As we seek out these ancestral sounds through story, it then becomes possible to unravel a history that our physical bodies weren't a part of. Poet Valzhyna Mort states that when we imagine the past, it is best that we imagine not what it was like, but what it felt like. To reckon with the ways we are all attempting to navigate how we acknowledge land, we must first listen with and through our bodies to address the legacy of silence, violence, and revolution that exist between these ideals— where they clash at shore, vying for voice. A place of re-membering, re-listening, and re-imagining trauma. In the article “Homi Bhabha's Third Space and African Identity,” Fetson Kalua interrogates Bhabha’s concept of the third space in terms of identity: “liminality, is a response to and a real moment of intervention in people's daily lives as they try to grapple with the cosmic eddies of change around them. Because of such change, the notion of culture is not defined holistically but as enunciation,” suggesting that this Third Space is one that allows people to transcend their cultures (Kalua 25).
This idea of the Third Space is where we might envision this collection of voices in attempt to reckon with the tensions that develop with acknowledging the self in relation to land— to exist in liminality would “[give] rise to something different, something new and unrecognizable, a new area of negotiation of meaning and representation.” In this ““in-between” space, new cultural identities are formed, reformed, and constantly in a state of becoming” — where we can begin to renegotiate and work through these stories to create a space of healing and room for understanding the question that we keep circling back to: who we are, and where we come from (“The Third Space: Cultural Identity Today”).

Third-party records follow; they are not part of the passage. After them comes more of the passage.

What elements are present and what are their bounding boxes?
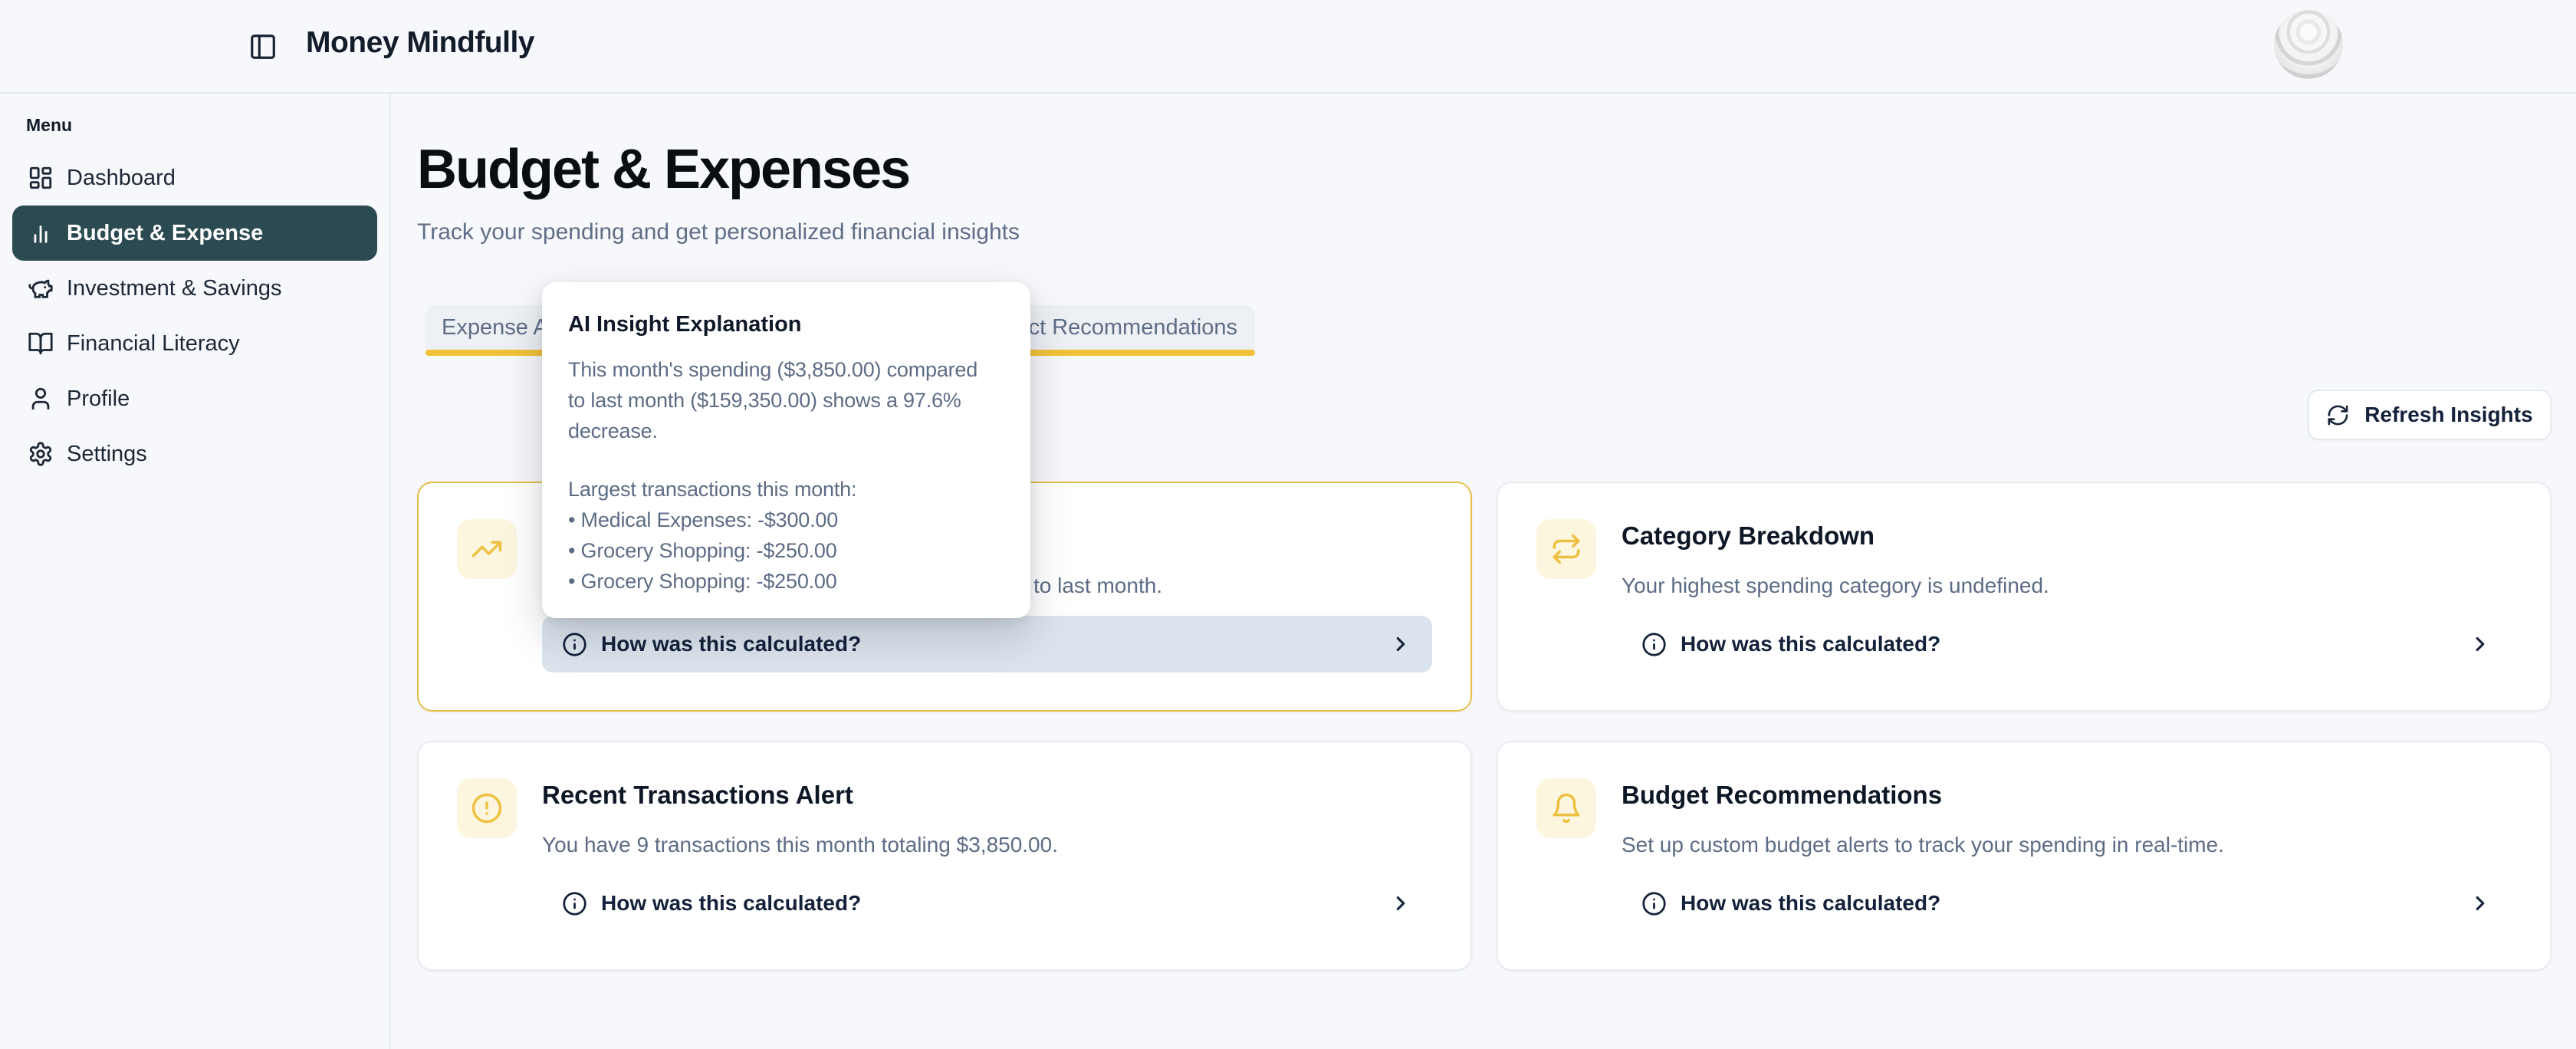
alert-circle-icon	[457, 778, 517, 838]
sidebar-item-label: Dashboard	[67, 166, 176, 191]
sidebar-item-label: Investment & Savings	[67, 276, 281, 301]
sidebar-item-budget-expense[interactable]: Budget & Expense	[12, 206, 377, 261]
card-description-fragment: to last month.	[1033, 574, 1162, 598]
tooltip-list-heading: Largest transactions this month:	[568, 474, 1030, 505]
app-root: Money Mindfully Menu Dashboard Budget & …	[0, 0, 2576, 1049]
trending-up-icon	[457, 519, 517, 579]
sidebar-item-dashboard[interactable]: Dashboard	[12, 150, 377, 206]
page-subtitle: Track your spending and get personalized…	[417, 219, 1020, 245]
refresh-insights-button[interactable]: Refresh Insights	[2308, 390, 2551, 440]
how-calculated-label: How was this calculated?	[601, 632, 861, 656]
book-open-icon	[28, 330, 54, 357]
sidebar-item-label: Profile	[67, 386, 130, 412]
tooltip-paragraph-line: decrease.	[568, 416, 1030, 446]
chevron-right-icon	[2469, 633, 2492, 656]
how-calculated-row[interactable]: How was this calculated?	[542, 875, 1432, 932]
card-title: Budget Recommendations	[1622, 781, 1942, 810]
how-calculated-label: How was this calculated?	[601, 891, 861, 916]
sidebar-item-investment-savings[interactable]: Investment & Savings	[12, 261, 377, 316]
tooltip-list-item: • Grocery Shopping: -$250.00	[568, 566, 1030, 597]
info-icon	[562, 632, 587, 657]
how-calculated-row[interactable]: How was this calculated?	[1622, 875, 2512, 932]
card-category-breakdown: Category Breakdown Your highest spending…	[1497, 482, 2551, 712]
user-icon	[28, 386, 54, 412]
card-title: Category Breakdown	[1622, 521, 1875, 551]
how-calculated-row[interactable]: How was this calculated?	[542, 616, 1432, 672]
user-avatar[interactable]	[2274, 10, 2343, 79]
tooltip-list-item: • Grocery Shopping: -$250.00	[568, 535, 1030, 566]
repeat-arrows-icon	[1536, 519, 1596, 579]
card-description: Your highest spending category is undefi…	[1622, 574, 2049, 598]
how-calculated-label: How was this calculated?	[1681, 891, 1940, 916]
refresh-icon	[2326, 403, 2350, 427]
sidebar-item-label: Settings	[67, 442, 147, 467]
bell-icon	[1536, 778, 1596, 838]
page-title: Budget & Expenses	[417, 140, 909, 199]
sidebar-toggle-button[interactable]	[241, 25, 285, 69]
card-budget-recommendations: Budget Recommendations Set up custom bud…	[1497, 741, 2551, 971]
sidebar: Menu Dashboard Budget & Expense Investme…	[0, 94, 391, 1049]
piggy-bank-icon	[28, 275, 54, 301]
how-calculated-label: How was this calculated?	[1681, 632, 1940, 656]
info-icon	[1641, 632, 1667, 657]
bar-chart-icon	[28, 220, 54, 246]
sidebar-menu-label: Menu	[26, 115, 72, 136]
sidebar-item-financial-literacy[interactable]: Financial Literacy	[12, 316, 377, 371]
tooltip-title: AI Insight Explanation	[568, 311, 1030, 337]
sidebar-item-label: Budget & Expense	[67, 221, 263, 246]
chevron-right-icon	[1389, 633, 1412, 656]
card-description: Set up custom budget alerts to track you…	[1622, 833, 2224, 857]
card-description: You have 9 transactions this month total…	[542, 833, 1058, 857]
refresh-insights-label: Refresh Insights	[2364, 403, 2532, 427]
sidebar-item-profile[interactable]: Profile	[12, 371, 377, 426]
chevron-right-icon	[2469, 892, 2492, 915]
sidebar-item-settings[interactable]: Settings	[12, 426, 377, 482]
sidebar-nav: Dashboard Budget & Expense Investment & …	[0, 150, 389, 482]
panel-left-icon	[248, 32, 278, 61]
info-icon	[562, 891, 587, 916]
how-calculated-row[interactable]: How was this calculated?	[1622, 616, 2512, 672]
dashboard-grid-icon	[28, 165, 54, 191]
tooltip-paragraph-line: to last month ($159,350.00) shows a 97.6…	[568, 385, 1030, 416]
card-recent-transactions-alert: Recent Transactions Alert You have 9 tra…	[417, 741, 1472, 971]
tooltip-list-item: • Medical Expenses: -$300.00	[568, 505, 1030, 535]
tooltip-paragraph-line: This month's spending ($3,850.00) compar…	[568, 354, 1030, 385]
top-header: Money Mindfully	[0, 0, 2576, 94]
chevron-right-icon	[1389, 892, 1412, 915]
ai-insight-tooltip: AI Insight Explanation This month's spen…	[542, 282, 1030, 618]
info-icon	[1641, 891, 1667, 916]
sidebar-item-label: Financial Literacy	[67, 331, 240, 357]
gear-icon	[28, 441, 54, 467]
tooltip-spacer	[568, 446, 1030, 474]
tooltip-body: This month's spending ($3,850.00) compar…	[568, 354, 1030, 597]
card-title: Recent Transactions Alert	[542, 781, 853, 810]
app-title: Money Mindfully	[306, 26, 534, 60]
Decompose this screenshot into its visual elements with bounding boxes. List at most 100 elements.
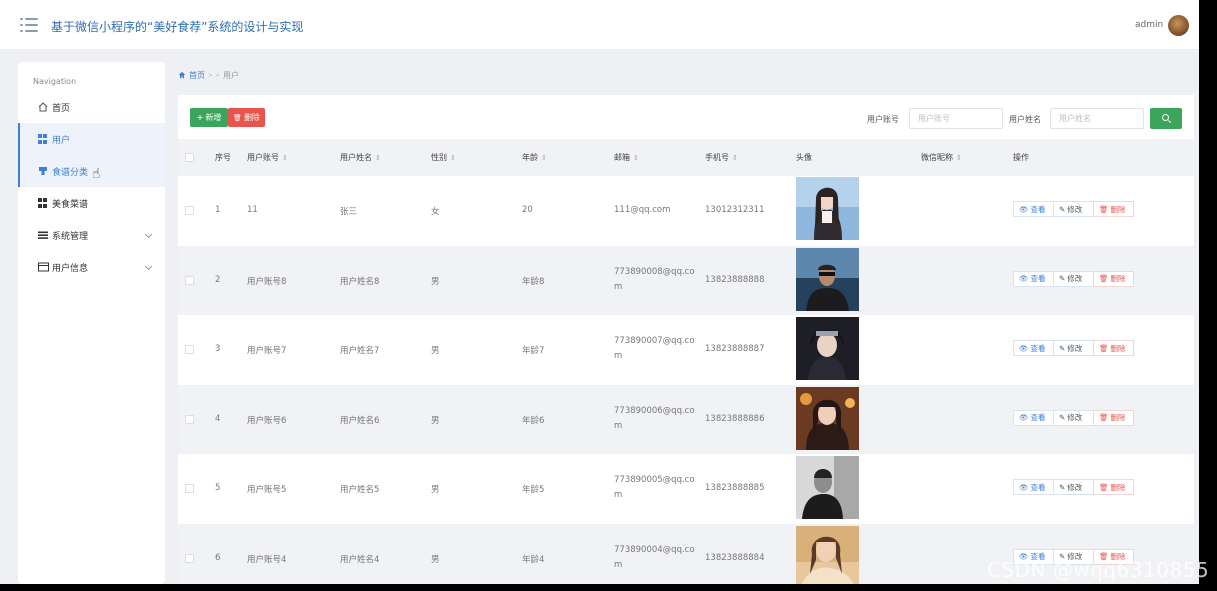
- delete-row-button[interactable]: 🗑 删除: [1093, 270, 1134, 287]
- screen-border: [1199, 0, 1217, 591]
- cell-name: 张三: [340, 207, 358, 217]
- name-search-input[interactable]: [1050, 108, 1144, 129]
- edit-button[interactable]: ✎ 修改: [1053, 270, 1094, 287]
- edit-button[interactable]: ✎ 修改: [1053, 340, 1094, 356]
- sort-icon: ⇕: [732, 154, 738, 162]
- plus-icon: +: [196, 113, 204, 122]
- cell-age: 年龄8: [522, 276, 545, 287]
- row-checkbox[interactable]: [185, 553, 194, 563]
- row-checkbox[interactable]: [185, 345, 194, 354]
- row-checkbox[interactable]: [185, 206, 194, 215]
- hand-cursor-icon: ☝: [92, 166, 101, 182]
- cell-age: 20: [522, 205, 533, 215]
- sidebar-item-system[interactable]: 系统管理: [18, 219, 165, 251]
- sidebar-item-label: 系统管理: [52, 231, 89, 242]
- edit-icon: ✎: [1059, 204, 1066, 214]
- sidebar-item-home[interactable]: 首页: [18, 91, 165, 123]
- column-header[interactable]: 手机号 ⇕: [705, 152, 738, 163]
- cell-gender: 男: [431, 346, 440, 356]
- avatar-photo: [796, 456, 859, 519]
- trash-icon: 🗑: [1099, 482, 1109, 492]
- trash-icon: 🗑: [1099, 413, 1109, 422]
- cell-email: 111@qq.com: [614, 205, 671, 215]
- cell-account: 11: [247, 205, 258, 215]
- breadcrumb-home[interactable]: 首页: [189, 70, 205, 81]
- delete-button[interactable]: 🗑 删除: [228, 108, 265, 127]
- edit-button[interactable]: ✎ 修改: [1053, 409, 1094, 426]
- name-search-label: 用户姓名: [1009, 115, 1041, 124]
- menu-toggle-icon[interactable]: [20, 17, 38, 33]
- sort-icon: ⇕: [282, 154, 288, 162]
- column-header[interactable]: 性别 ⇕: [431, 152, 456, 163]
- cell-account: 用户账号5: [247, 485, 287, 495]
- view-button[interactable]: 👁 查看: [1013, 340, 1054, 356]
- delete-row-button[interactable]: 🗑 删除: [1093, 409, 1134, 426]
- breadcrumb-separator: > >: [208, 72, 220, 79]
- avatar-photo: [796, 386, 859, 450]
- add-button-label: 新增: [205, 113, 222, 122]
- view-button[interactable]: 👁 查看: [1013, 479, 1054, 495]
- account-search-input[interactable]: [909, 108, 1003, 129]
- cell-age: 年龄6: [522, 415, 545, 426]
- cell-no: 1: [215, 205, 221, 215]
- column-header[interactable]: 年龄 ⇕: [522, 152, 547, 163]
- edit-icon: ✎: [1059, 413, 1066, 422]
- sidebar-item-label: 用户信息: [52, 263, 89, 274]
- user-avatar[interactable]: [1168, 15, 1189, 36]
- cell-phone: 13823888884: [705, 552, 765, 563]
- grid-icon: [38, 198, 48, 208]
- cell-phone: 13823888887: [705, 344, 765, 354]
- trash-icon: 🗑: [233, 113, 242, 122]
- add-button[interactable]: + 新增: [190, 108, 228, 127]
- home-icon: [38, 102, 48, 112]
- main-panel: + 新增 🗑 删除 用户账号 用户姓名 序号 用户账号⇕ 用户姓名⇕ 性别⇕ 年…: [178, 95, 1194, 584]
- cell-no: 4: [215, 413, 221, 424]
- cell-age: 年龄7: [522, 346, 545, 356]
- column-header[interactable]: 邮箱 ⇕: [614, 152, 639, 163]
- cell-no: 5: [215, 483, 221, 493]
- view-button[interactable]: 👁 查看: [1013, 270, 1054, 287]
- cell-gender: 女: [431, 207, 440, 217]
- cell-account: 用户账号7: [247, 346, 287, 356]
- delete-row-button[interactable]: 🗑 删除: [1093, 201, 1134, 217]
- cell-no: 2: [215, 274, 221, 285]
- row-checkbox[interactable]: [185, 414, 194, 424]
- cell-phone: 13823888886: [705, 413, 765, 424]
- cell-age: 年龄5: [522, 485, 545, 495]
- sidebar-item-recipes[interactable]: 美食菜谱: [18, 187, 165, 219]
- edit-button[interactable]: ✎ 修改: [1053, 201, 1094, 217]
- delete-row-button[interactable]: 🗑 删除: [1093, 479, 1134, 495]
- view-button[interactable]: 👁 查看: [1013, 201, 1054, 217]
- sidebar-item-user-info[interactable]: 用户信息: [18, 251, 165, 283]
- sort-icon: ⇕: [633, 154, 639, 162]
- row-actions: 👁 查看 ✎ 修改 🗑 删除: [1013, 340, 1134, 356]
- search-button[interactable]: [1150, 108, 1182, 129]
- edit-button[interactable]: ✎ 修改: [1053, 479, 1094, 495]
- view-button[interactable]: 👁 查看: [1013, 409, 1054, 426]
- card-icon: [38, 262, 49, 272]
- trash-icon: 🗑: [1099, 343, 1109, 353]
- sidebar-item-users[interactable]: 用户: [18, 123, 165, 155]
- eye-icon: 👁: [1019, 413, 1029, 422]
- cell-gender: 男: [431, 276, 440, 287]
- row-checkbox[interactable]: [185, 275, 194, 285]
- avatar-photo: [796, 525, 859, 584]
- sidebar-item-label: 美食菜谱: [52, 199, 89, 210]
- select-all-checkbox[interactable]: [185, 153, 194, 162]
- cell-account: 用户账号6: [247, 415, 287, 426]
- row-actions: 👁 查看 ✎ 修改 🗑 删除: [1013, 201, 1134, 217]
- avatar-photo: [796, 177, 859, 240]
- user-name[interactable]: admin: [1135, 20, 1163, 30]
- column-header[interactable]: 用户账号 ⇕: [247, 152, 288, 163]
- eye-icon: 👁: [1019, 482, 1029, 492]
- delete-row-button[interactable]: 🗑 删除: [1093, 340, 1134, 356]
- cell-email: 773890006@qq.com: [614, 405, 695, 431]
- table-header: 序号 用户账号 ⇕ 用户姓名 ⇕ 性别 ⇕ 年龄 ⇕ 邮箱 ⇕ 手机号 ⇕ 头像 微信昵称 ⇕…: [178, 139, 1194, 176]
- sort-icon: ⇕: [375, 154, 381, 162]
- column-header[interactable]: 用户姓名 ⇕: [340, 152, 381, 163]
- row-checkbox[interactable]: [185, 484, 194, 493]
- table-row: 1 11 张三 女 20 111@qq.com 13012312311 👁 查看 …: [178, 176, 1194, 246]
- column-header[interactable]: 微信昵称 ⇕: [921, 152, 962, 163]
- search-icon: [1162, 114, 1169, 121]
- top-bar: 基于微信小程序的“美好食荐”系统的设计与实现 admin: [0, 0, 1199, 49]
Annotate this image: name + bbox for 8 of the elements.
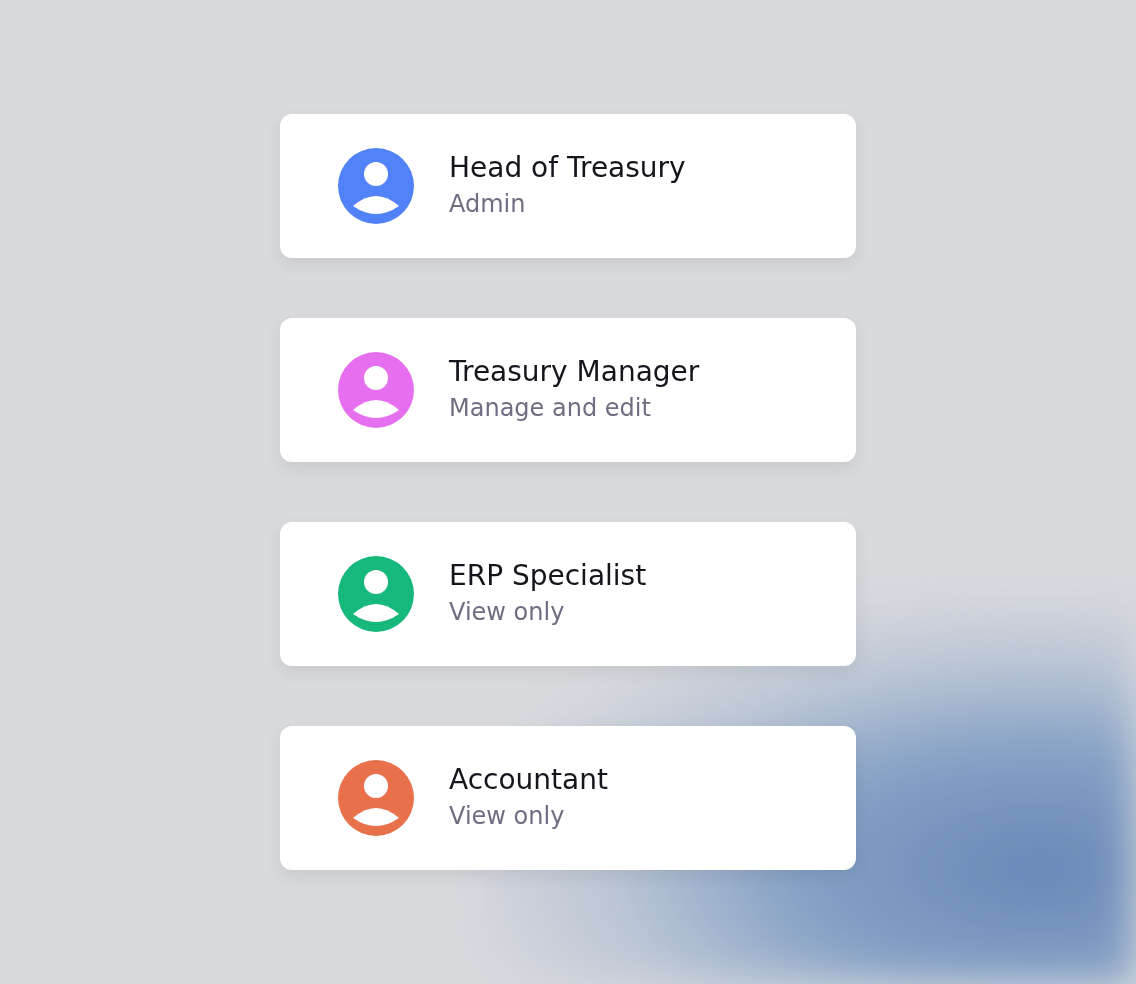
permission-label: Admin bbox=[449, 189, 527, 218]
user-title: Head of Treasury bbox=[449, 150, 686, 184]
permission-label: View only bbox=[449, 801, 566, 830]
permission-label: Manage and edit bbox=[449, 393, 652, 422]
permission-label: View only bbox=[449, 597, 566, 626]
user-title: ERP Specialist bbox=[449, 558, 647, 592]
user-title: Accountant bbox=[449, 762, 608, 796]
user-title: Treasury Manager bbox=[449, 354, 700, 388]
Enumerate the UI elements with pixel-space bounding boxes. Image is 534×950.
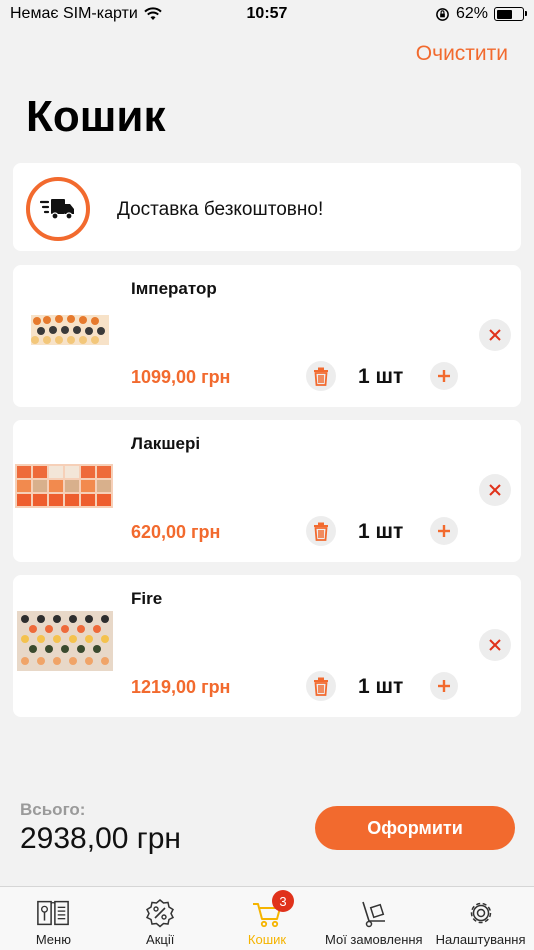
item-price: 1219,00 грн <box>131 677 231 697</box>
cart-item: Лакшері 620,00 грн 1 шт <box>13 420 521 562</box>
close-icon <box>489 639 501 651</box>
status-bar: Немає SIM-карти 10:57 62% <box>0 0 534 28</box>
cart-icon: 3 <box>250 890 294 930</box>
item-quantity: 1 шт <box>358 675 404 698</box>
delete-item-button[interactable] <box>306 516 336 546</box>
total-label: Всього: <box>20 800 86 819</box>
item-name: Імператор <box>131 279 217 298</box>
close-icon <box>489 484 501 496</box>
battery-percent: 62% <box>455 5 488 22</box>
percent-badge-icon <box>143 896 177 930</box>
cart-count-badge: 3 <box>271 890 294 912</box>
menu-book-icon <box>36 896 70 930</box>
hand-truck-icon <box>357 896 391 930</box>
delivery-banner: Доставка безкоштовно! <box>13 163 521 251</box>
remove-item-button[interactable] <box>479 629 511 661</box>
trash-icon <box>314 677 328 696</box>
tab-settings[interactable]: Налаштування <box>427 887 534 950</box>
tab-label: Меню <box>35 932 71 947</box>
rotation-lock-icon <box>436 7 449 21</box>
item-quantity: 1 шт <box>358 365 404 388</box>
close-icon <box>489 329 501 341</box>
checkout-button[interactable]: Оформити <box>315 806 515 850</box>
product-image <box>31 315 109 345</box>
tab-my-orders[interactable]: Мої замовлення <box>320 887 427 950</box>
item-quantity: 1 шт <box>358 520 404 543</box>
tab-label: Акції <box>146 932 175 947</box>
tab-label: Налаштування <box>435 932 526 947</box>
cart-item: Fire 1219,00 грн 1 шт <box>13 575 521 717</box>
battery-fill <box>496 9 512 19</box>
status-right: 62% <box>435 5 527 23</box>
clear-cart-button[interactable]: Очистити <box>416 42 508 66</box>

The rationale for the creation of a video mirrors this transient space which seeks to explode traditional Western disseminations of knowledge: to tell stories that transcend language by allowing the viewer to experience connections between the stories, the self, and the land via the power of oral storytelling. This aesthetic intervention serves as a mode of resistance to the ways stories are often confined to category/canon— one in which indigeneity does not sit comfortably within. What video enables, is the ability to collage/blend voices together to tell a larger story— perhaps one that has been exiled into silence. The intent thus, is to situate these experiences in a way that suspends them on the shore— to exist as they are, with minimal intervention.
The goal for the visuality of this mini archive then, is to implore the listener to take in and digest the thoughts and feelings that are connected to ancestral lands, and process them in nourishing ways. It also acknowledges how an active listening of stories works to re-collect, re-member, and project a future of healing for all peoples.
As we (the creators) have discussed during the creation of this project, recuperation between Indigenous and Western peoples has to start with the self— to acknowledge lineage, place, names, etc. is lifelong work that takes time to seek out and implement. It is our hope that through this multimedia project, these stories and voices will echo and reverberate throughout various spaces of our lives, encouraging all of us to forge connections with the land(s) they exist on in a way that always circles back to the aboriginal self.
By listening and taking on these stories, they then become a part of us: we thus can begin to hear, metabolize ,and listen to the intertwining legacies of native and colonial paradigms that have washed up, and continue to clash on the shores of history.